Re: Yeni 301'inci maddenin Anayasaya ve Lozan barış antlaşmasına aykırılık iddası
Alıntı:
padelt rumuzlu üyeden alıntı
Bir hukukçu adayı olarak siz nası oluyorda Yurt dışında aşağılamayı aşağılamamak olarak algılıyorsunuz, ben bunu merak ediyorum.
O cümleden ne kastedildiğini anlayamadıysanız bir kez daha üzerine basa basa anlatayım, TÜRK MİLLETİNİ YURT DIŞINDA AŞAĞILAMAK 301'E GÖRE CEZALANDIRILAMAZ.Çünki madde metninde böyle bir düzenleme varmı bakıyoruz ve göremiyoruz.Demekki madde metninde olmayınca bunu biz Türk milletini aşşağılayanlara karşı uygulayamıyoruz.
Sayın padelt. Hem kanun maddesini hem de benim yazdıklarımı okurken anlamamakta ısrar ediyorsunuz. Ben "Yurtdışında aşağılamak suç olmasın, değildir." demedim ki.
Yasanın eski hali ne diyor? Aşağılamak suçtur, cezası 6 ay ila 3 yıldır.

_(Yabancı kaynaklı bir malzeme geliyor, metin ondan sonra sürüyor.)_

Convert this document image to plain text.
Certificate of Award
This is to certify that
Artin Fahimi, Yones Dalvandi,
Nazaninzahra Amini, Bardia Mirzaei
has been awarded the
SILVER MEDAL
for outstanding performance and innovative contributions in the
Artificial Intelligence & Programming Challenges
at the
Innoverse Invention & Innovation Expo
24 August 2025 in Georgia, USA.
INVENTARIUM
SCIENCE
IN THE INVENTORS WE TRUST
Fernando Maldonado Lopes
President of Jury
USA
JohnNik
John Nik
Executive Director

Bu iş yurtdışında Türk vatandaşınca yapılırsa cezası 1/3 oranında artar yani 8 ay ila 4 yıl olur.
Eski yasanın 3. fıkrası yürürlükten kaldırılsa ne olacaktı? Yurtdışında Türk vatandaşınca yapılan aşağılamanın cezası 1/3 oranında artmayacak yani 6 ay ila 3 yıl olacaktı.
Şimdiki yasa ne diyor?
Aşağılamak suçtur, cezası nerede yapıldığına bakılmadan 6 ay ila 2 yıldır.
Yurtta, yurtdışında, uzayda, evrenin herhangi bir yerinde aşağılarsan alacağın ceza budur.
Maddeleri bir daha dikkatle okuyun.
Bir hukukçu olabilmek için öncelikle okuduğunuzu doğru anlayabilmeniz şart.
Alıntı:
padelt rumuzlu üyeden alıntı
Eski hali:
(1) Türklüğü, Cumhuriyeti veya Türkiye Büyük Millet Meclisini alenen aşağılayan kişi, altı aydan üç yıla kadar hapis cezası ile cezalandırılır.
(...)
(3) Türklüğü aşağılamanın yabancı bir ülkede, bir Türk vatandaşı tarafından işlenmesi halinde, verilecek ceza üçte bir oranında artırılır.
Yeni hali:
(1) Türk Milletini, Türkiye Cumhuriyeti Devletini veya Türkiye Büyük Millet Meclisini, Türkiye Cumhuriyeti Hükumetini ve Devletin yargı organlarını alenen aşağılayan kişi, altı aydan iki yıla kadar hapis cezası ile cezalandırılır.